Alle mobilitazioni il governo ha risposto con la violenza di sempre, lanciando gas lacrimogeni e sparando proiettili di gomma contro il corpo e il volto dei manifestanti, alcuni dei quali hanno anche riportato lesioni oculari, diventate ormai il segno distintivo della repressione made in Cile.

Del resto, dopo aver incassato l’approvazione della legge anti-barricate contro il diritto alla protesta sociale, Piñera non ha alcuna intenzione di limitare l’azione repressiva, non scartando neppure un nuovo ricorso a misure d’eccezione: «Se io ritenessi nuovamente necessario decretare uno stato d’emergenza per proteggere l’ordine pubblico e tutelare i miei compatrioti, non esiterei a farlo», ha annunciato in un’intervista, condannando i casi di «abuso della forza» commessi da «alcuni» funzionari di polizia ma esprimendo la sua sentita riconoscenza nei confronti dei carabineros.

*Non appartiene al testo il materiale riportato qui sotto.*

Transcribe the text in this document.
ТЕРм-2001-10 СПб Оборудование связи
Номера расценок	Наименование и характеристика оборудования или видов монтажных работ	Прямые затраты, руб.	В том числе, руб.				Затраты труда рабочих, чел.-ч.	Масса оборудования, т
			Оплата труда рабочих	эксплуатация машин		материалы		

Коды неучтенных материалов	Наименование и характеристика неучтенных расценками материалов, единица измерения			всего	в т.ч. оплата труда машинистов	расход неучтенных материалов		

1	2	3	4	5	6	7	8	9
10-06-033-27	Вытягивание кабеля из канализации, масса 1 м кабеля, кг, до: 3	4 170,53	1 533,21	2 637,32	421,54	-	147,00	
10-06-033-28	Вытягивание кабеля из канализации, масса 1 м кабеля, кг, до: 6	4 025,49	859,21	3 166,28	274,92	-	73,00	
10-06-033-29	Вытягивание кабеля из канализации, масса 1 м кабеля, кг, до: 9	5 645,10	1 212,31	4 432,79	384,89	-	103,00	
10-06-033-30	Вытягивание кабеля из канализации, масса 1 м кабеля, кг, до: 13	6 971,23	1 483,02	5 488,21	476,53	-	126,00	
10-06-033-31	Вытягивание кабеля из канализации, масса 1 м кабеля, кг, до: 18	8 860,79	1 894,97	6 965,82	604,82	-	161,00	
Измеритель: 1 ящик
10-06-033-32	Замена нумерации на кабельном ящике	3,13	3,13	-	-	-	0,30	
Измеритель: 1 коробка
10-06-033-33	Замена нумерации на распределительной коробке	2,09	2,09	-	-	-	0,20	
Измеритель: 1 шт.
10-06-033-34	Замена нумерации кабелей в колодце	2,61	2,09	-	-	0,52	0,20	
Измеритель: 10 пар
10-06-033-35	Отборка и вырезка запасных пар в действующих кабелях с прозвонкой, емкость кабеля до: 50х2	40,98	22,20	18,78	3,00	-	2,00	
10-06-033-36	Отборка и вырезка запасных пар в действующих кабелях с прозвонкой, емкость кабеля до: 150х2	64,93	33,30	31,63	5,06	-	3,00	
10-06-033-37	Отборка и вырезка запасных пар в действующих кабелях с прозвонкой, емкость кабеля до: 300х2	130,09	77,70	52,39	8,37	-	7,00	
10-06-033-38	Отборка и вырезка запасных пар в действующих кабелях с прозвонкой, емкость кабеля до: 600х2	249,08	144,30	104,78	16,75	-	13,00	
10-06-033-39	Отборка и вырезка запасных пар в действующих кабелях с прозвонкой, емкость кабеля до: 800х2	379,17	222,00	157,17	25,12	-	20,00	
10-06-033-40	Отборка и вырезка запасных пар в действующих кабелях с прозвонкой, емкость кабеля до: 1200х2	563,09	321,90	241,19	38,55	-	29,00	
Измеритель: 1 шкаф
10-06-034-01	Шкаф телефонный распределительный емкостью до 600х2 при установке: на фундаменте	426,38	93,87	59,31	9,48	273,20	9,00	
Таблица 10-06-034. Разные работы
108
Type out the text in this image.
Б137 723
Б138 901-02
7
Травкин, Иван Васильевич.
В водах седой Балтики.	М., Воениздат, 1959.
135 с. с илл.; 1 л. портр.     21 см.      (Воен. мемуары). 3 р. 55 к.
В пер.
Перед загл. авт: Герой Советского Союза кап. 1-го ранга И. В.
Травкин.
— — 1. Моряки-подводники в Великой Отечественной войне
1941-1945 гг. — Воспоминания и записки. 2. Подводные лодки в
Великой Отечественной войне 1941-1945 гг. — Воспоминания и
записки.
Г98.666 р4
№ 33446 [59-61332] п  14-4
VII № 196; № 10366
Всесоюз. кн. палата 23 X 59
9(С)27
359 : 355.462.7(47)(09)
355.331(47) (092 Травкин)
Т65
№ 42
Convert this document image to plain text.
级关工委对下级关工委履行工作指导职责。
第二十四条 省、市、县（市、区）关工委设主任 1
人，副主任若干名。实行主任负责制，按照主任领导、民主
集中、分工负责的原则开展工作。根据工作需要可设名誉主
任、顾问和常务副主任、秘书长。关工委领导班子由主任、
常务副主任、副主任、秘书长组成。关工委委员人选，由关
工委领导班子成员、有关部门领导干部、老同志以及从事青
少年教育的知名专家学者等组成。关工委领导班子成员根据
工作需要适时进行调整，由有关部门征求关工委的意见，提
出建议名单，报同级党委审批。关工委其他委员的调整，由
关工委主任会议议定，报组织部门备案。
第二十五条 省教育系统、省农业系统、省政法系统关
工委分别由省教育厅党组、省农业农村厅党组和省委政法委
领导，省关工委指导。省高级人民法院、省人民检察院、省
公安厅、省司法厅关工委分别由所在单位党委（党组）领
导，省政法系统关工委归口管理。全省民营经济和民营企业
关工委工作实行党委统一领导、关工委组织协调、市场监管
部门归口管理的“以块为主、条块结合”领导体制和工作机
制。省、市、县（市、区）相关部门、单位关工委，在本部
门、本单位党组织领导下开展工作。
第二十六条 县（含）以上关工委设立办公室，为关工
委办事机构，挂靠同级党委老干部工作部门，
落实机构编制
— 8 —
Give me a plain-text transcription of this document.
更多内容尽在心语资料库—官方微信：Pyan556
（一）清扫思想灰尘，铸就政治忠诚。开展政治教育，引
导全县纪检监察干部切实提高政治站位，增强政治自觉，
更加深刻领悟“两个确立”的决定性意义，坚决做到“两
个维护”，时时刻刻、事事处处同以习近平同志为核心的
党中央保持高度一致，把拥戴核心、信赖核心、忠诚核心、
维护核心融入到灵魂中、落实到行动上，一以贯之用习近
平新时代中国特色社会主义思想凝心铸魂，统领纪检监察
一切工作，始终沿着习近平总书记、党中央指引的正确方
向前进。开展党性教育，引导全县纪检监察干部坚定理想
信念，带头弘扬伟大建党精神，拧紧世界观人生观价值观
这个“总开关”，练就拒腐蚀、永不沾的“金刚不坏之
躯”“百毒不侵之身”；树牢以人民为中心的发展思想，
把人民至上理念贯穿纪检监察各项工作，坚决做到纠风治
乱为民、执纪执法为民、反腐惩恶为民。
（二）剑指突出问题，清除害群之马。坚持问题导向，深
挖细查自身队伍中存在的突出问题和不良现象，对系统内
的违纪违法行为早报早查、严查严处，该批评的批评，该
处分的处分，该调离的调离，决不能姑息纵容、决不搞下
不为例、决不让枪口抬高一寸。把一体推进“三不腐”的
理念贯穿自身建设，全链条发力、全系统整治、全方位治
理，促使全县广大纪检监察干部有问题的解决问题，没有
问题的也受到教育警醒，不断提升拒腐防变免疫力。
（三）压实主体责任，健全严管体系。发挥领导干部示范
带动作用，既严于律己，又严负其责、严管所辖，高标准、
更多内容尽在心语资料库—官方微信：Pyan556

Spaventato dalle proteste annunciate per tutto il mese (appuntamenti fissati per l’8, il 9, l’11, il 18, il 20, il 22, il 29 e il 31 marzo), è evidente che il governo si stia preparando al meglio, con tanto di acquisto di 11 nuovi blindati di fabbricazione israeliana e di altrettanti cannoni ad acqua. Ma nulla di tutto ciò basterà a fermare le proteste, tanto più considerando la stupefacente capacità del presidente di gettare, con le sue affermazioni, altra benzina sul fuoco.

È STATO COMUNQUE LUNEDÌ, durante un atto a La Moneda per la promulgazione della Ley Gabriela contro i femminicidi (dal nome della giovane Gabriela Alcaíno, assassinata dall’ex fidanzato nel 2018), che il presidente ha superato se stesso: con il conto alla rovescia già partito per l’attesissimo sciopero femminista dell’8 e 9 marzo, Piñera, affiancato dalla ministra dell’equità di genere Isabel Plá, ha assicurato che «a volte non si tratta solo della volontà degli uomini di abusare, ma anche della disponibilità delle donne a essere abusate». Dinanzi al diluvio di proteste scatenate dalle sue parole, Piñera ha provato a correre ai ripari, ribadendo la linea di «tolleranza zero» del suo governo riguardo a «ogni tipo di violenza o abuso contro le donne» e invitando queste ultime a «denunciare immediatamente qualsiasi rischio o minaccia alla loro integrità». E la ministra Plá, criticatissima per i suoi silenzi sui casi di abuso registrati dall’inizio della rivolta sociale il 18 ottobre scorso, ha tentato di ridimensionare le parole del presidente, escludendo ogni intenzione di evidenziare una qualunque responsabilità delle vittime.

MA NON È SERVITO, né poteva bastare. «Con che coraggio ci viene a dire che noi donne cerchiamo di essere violentate, lui che crede che l’abuso sessuale sia una barzelletta per far ridere i suoi amichetti imprenditori», ha tuonato la Coordinadora Feminista 8M. «La colpa non è nostra né lo è mai stata. La colpa è di quanti ci violentano e abusano di noi e delle istituzioni che li proteggono. È dello stato, dei giudici, dei poliziotti e del presidente», ha proseguito, citando l’elenco dei colpevoli ripetuto ormai innumerevoli volte nel flash mob Un violador en tu camino del collettivo femminista La Tesis.